The evolution of wine isn’t limited to France. In response to a significant crop loss in B.C. in 2024, producers have innovated with Washington-grown grapes:

Poplar Grove Pinot Gris Cascadia Series 2024 ($23.49, 88/100): Made with Washington Pinot Gris, this fresh, easy-drinking wine showcases nectarine, pear, and minerality, perfect for sunny patios.

Blue Grouse Estate Reserve Pinot Gris 2023 ($40, 91/100): A standout from Vancouver Island, offering depth and minerality reminiscent of top northern Italian Pinot Grigios.
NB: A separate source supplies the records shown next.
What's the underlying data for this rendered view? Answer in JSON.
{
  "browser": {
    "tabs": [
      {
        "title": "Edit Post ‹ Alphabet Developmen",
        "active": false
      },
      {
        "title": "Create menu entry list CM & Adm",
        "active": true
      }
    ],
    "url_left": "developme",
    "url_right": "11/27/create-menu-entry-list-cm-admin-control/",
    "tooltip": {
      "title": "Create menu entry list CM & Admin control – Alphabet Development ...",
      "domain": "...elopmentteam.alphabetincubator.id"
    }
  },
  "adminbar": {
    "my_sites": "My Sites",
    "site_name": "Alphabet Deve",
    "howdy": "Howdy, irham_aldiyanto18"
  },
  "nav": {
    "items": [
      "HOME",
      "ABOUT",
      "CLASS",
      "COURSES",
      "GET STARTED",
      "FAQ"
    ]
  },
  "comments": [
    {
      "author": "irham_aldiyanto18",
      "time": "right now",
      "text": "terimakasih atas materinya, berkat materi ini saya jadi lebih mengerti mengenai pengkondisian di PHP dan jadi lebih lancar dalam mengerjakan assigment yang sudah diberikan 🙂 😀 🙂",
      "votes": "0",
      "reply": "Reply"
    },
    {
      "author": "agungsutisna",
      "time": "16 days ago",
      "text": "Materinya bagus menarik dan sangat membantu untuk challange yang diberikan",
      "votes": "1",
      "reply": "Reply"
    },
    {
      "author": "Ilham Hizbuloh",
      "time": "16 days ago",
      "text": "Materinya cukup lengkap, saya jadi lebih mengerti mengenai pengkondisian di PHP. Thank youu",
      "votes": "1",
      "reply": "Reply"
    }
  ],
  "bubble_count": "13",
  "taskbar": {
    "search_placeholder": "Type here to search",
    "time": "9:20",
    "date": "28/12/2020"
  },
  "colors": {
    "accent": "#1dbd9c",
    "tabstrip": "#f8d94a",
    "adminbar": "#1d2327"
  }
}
Best paired with local seafood.

Other notable selections include the Castellare di Castellina Chianti Classico 2022 from Tuscany ($39.99, 90/100), a classic, food-friendly Sangiovese/Canaiolo blend ideal for meaty pasta or grilled chicken.

Beyond wine, Vancouver’s vibrant hospitality scene is making headlines. On April 29, the city will host North America’s 50 Best Bars 2025 at the Fairmont Pacific Rim, celebrating Vancouver’s emergence as a global mixology hotspot. Sponsored by Cointreau, the event will feature workshops, tastings, and masterclasses leading up to the awards ceremony.

Meanwhile, local culinary celebrations continue with the Spot Prawn Festival on May 25, organized by the Chefs’ Table Society of B.C. Visitors can enjoy dockside activities, prawn bisque, or indulge in a $79 six-dish spot prawn brunch. Proceeds support culinary education, mentorship, and sustainability initiatives across the province.